Homélie du 1er janvier 2018

Luc 2, 16-21 Sainte Marie Mère de Dieu – C

1° Janvier 2018

On peut s’étonné de ce que l’Église fasse coïncider le premier jour de l’année civile avec la fête de Sainte Marie, Mère de Dieu. Et pourtant, il est significatif que, depuis le IVe siècle, l’Église, après avoir célébré solennellement la naissance du Sauveur, veut commencer l’année nouvelle sous la protection maternelle de Marie, Mère du Sauveur et notre Mère.

L’Église contemple avec reconnaissance la maternité de la Mère de Dieu, modèle de sa propre maternité envers nous tous. Luc nous présente la rencontre des bergers avec l’Enfant, accompagné de Marie, sa Mère, et de Joseph. La discrète présence de Joseph suggère son importante mission de gardien du grand mystère du Fils de Dieu. Tous ensemble, bergers, Marie et Joseph, avec le petit enfant couché dans la crèche, sont comme une belle image de l’Église en adoration.

L’évangéliste Luc parle d’une rencontre des bergers avec Jésus dans la crèche. En effet, sans l’expérience d’une rencontre personnelle avec le Seigneur, on ne trouve pas la foi. Seule cette rencontre, qui comporte un voir de ses propres yeux et, d’une certaine façon, un toucher, rend les bergers capables de témoigner de la Bonne Nouvelle, d’être de véritables évangélisateurs qui proclament ce qui leur avait été dit au sujet de ce petit enfant.

Et voici un premier fruit de la rencontre avec le Christ : « Tous ceux qui les entendirent furent dans l’étonnement ». Nous devons demander la grâce de savoir susciter cet étonnement, cette admiration chez ceux et celles auxquels nous témoignons de l’Évangile, par nos paroles et par nos actes.

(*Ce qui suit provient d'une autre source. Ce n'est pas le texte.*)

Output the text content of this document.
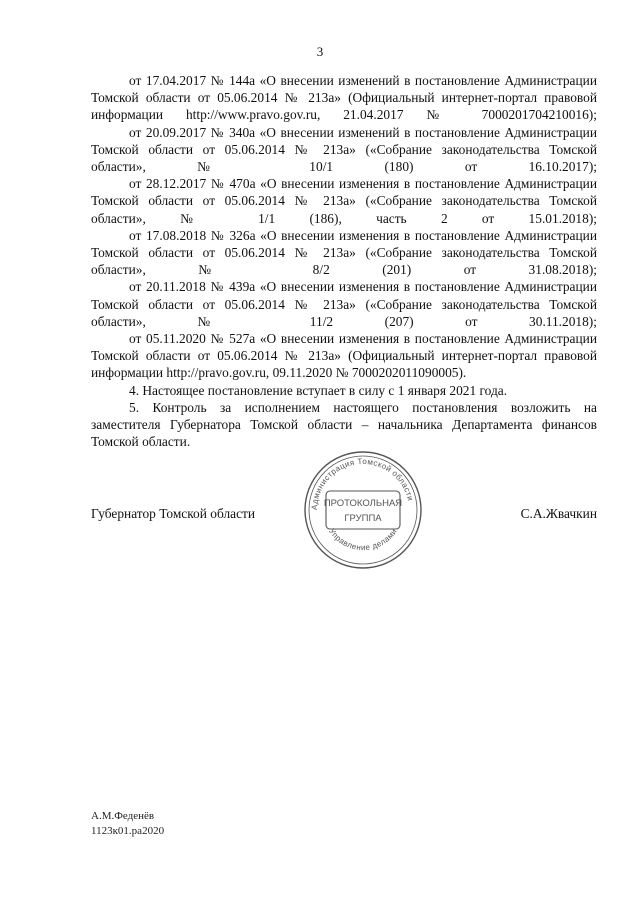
3

от 17.04.2017 № 144а «О внесении изменений в постановление Администрации Томской области от 05.06.2014 № 213а» (Официальный интернет-портал правовой информации http://www.pravo.gov.ru, 21.04.2017 № 7000201704210016);

от 20.09.2017 № 340а «О внесении изменений в постановление Администрации Томской области от 05.06.2014 № 213а» («Собрание законодательства Томской области», № 10/1 (180) от 16.10.2017);

от 28.12.2017 № 470а «О внесении изменения в постановление Администрации Томской области от 05.06.2014 № 213а» («Собрание законодательства Томской области», № 1/1 (186), часть 2 от 15.01.2018);

от 17.08.2018 № 326а «О внесении изменения в постановление Администрации Томской области от 05.06.2014 № 213а» («Собрание законодательства Томской области», № 8/2 (201) от 31.08.2018);

от 20.11.2018 № 439а «О внесении изменения в постановление Администрации Томской области от 05.06.2014 № 213а» («Собрание законодательства Томской области», № 11/2 (207) от 30.11.2018);

от 05.11.2020 № 527а «О внесении изменения в постановление Администрации Томской области от 05.06.2014 № 213а» (Официальный интернет-портал правовой информации http://pravo.gov.ru, 09.11.2020 № 7000202011090005).

4. Настоящее постановление вступает в силу с 1 января 2021 года.

5. Контроль за исполнением настоящего постановления возложить на заместителя Губернатора Томской области – начальника Департамента финансов Томской области.

Губернатор Томской области	С.А.Жвачкин
Администрация Томской области
Управление делами
ПРОТОКОЛЬНАЯ
ГРУППА
А.М.Феденёв
1123к01.ра2020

Il existe encore un second fruit de cette rencontre : « Les bergers s’en retournèrent, glorifiant et louant Dieu pour tout ce qu’ils avaient entendu et vu ». L’adoration de l’Enfant leur remplit le cœur d’enthousiasme pour communiquer ce qu’ils ont vu et entendu, et la communication de ce qu’ils ont vu et entendu les amène à la prière de louange et à l’action de grâces, à glorifier le Seigneur.

Marie, la grande contemplative, qui « gardait toutes ces choses, pour les méditer dans son cœur », nous donne Jésus, dont le nom signifie “Dieu sauve”. Son nom est aussi notre Paix. Accueillons dans notre cœur le nom de Jésus et ayons-le souvent sur nos lèvres !

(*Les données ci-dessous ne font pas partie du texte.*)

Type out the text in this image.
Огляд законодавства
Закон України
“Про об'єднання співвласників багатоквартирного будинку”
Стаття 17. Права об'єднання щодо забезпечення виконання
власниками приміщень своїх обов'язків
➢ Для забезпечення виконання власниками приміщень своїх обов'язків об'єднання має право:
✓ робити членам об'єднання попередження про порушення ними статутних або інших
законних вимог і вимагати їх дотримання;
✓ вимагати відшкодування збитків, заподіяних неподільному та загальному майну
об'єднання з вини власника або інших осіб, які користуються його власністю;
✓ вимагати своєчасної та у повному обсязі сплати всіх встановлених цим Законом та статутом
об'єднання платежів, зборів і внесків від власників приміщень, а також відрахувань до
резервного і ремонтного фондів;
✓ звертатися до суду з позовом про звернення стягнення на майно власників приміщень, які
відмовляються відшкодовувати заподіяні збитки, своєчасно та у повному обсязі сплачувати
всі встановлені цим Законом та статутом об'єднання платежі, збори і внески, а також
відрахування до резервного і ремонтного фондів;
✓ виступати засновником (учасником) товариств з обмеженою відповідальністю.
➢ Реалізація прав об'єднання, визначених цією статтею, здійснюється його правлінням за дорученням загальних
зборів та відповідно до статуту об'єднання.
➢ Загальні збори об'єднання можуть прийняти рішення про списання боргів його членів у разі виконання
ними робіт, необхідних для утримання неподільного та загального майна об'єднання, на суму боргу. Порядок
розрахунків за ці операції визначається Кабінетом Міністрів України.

La “nouveauté” de cette année qui commence ne nous viendra donc pas du dehors. Elle ne peut jaillir que de notre intérieur. Cette année sera nouvelle si j’apprends à croire d’une manière nouvelle et plus confiante, si je sais trouver des gestes nouveaux et plus aimables dans ma vie familiale, si j’éveille dans mon cœur une compassion nouvelle à l’égard de ceux qui souffrent. Si, à l’image de Marie et des bergers, je suis capable de témoigner de la Bonne Nouvelle, d’être un véritable évangélisateur ou évangélisatrice qui puisse raconter ce que j’ai contemplé dans mes rencontres avec le Christ.

Bonne et Heureuse Année 2018 à toutes et à tous !!!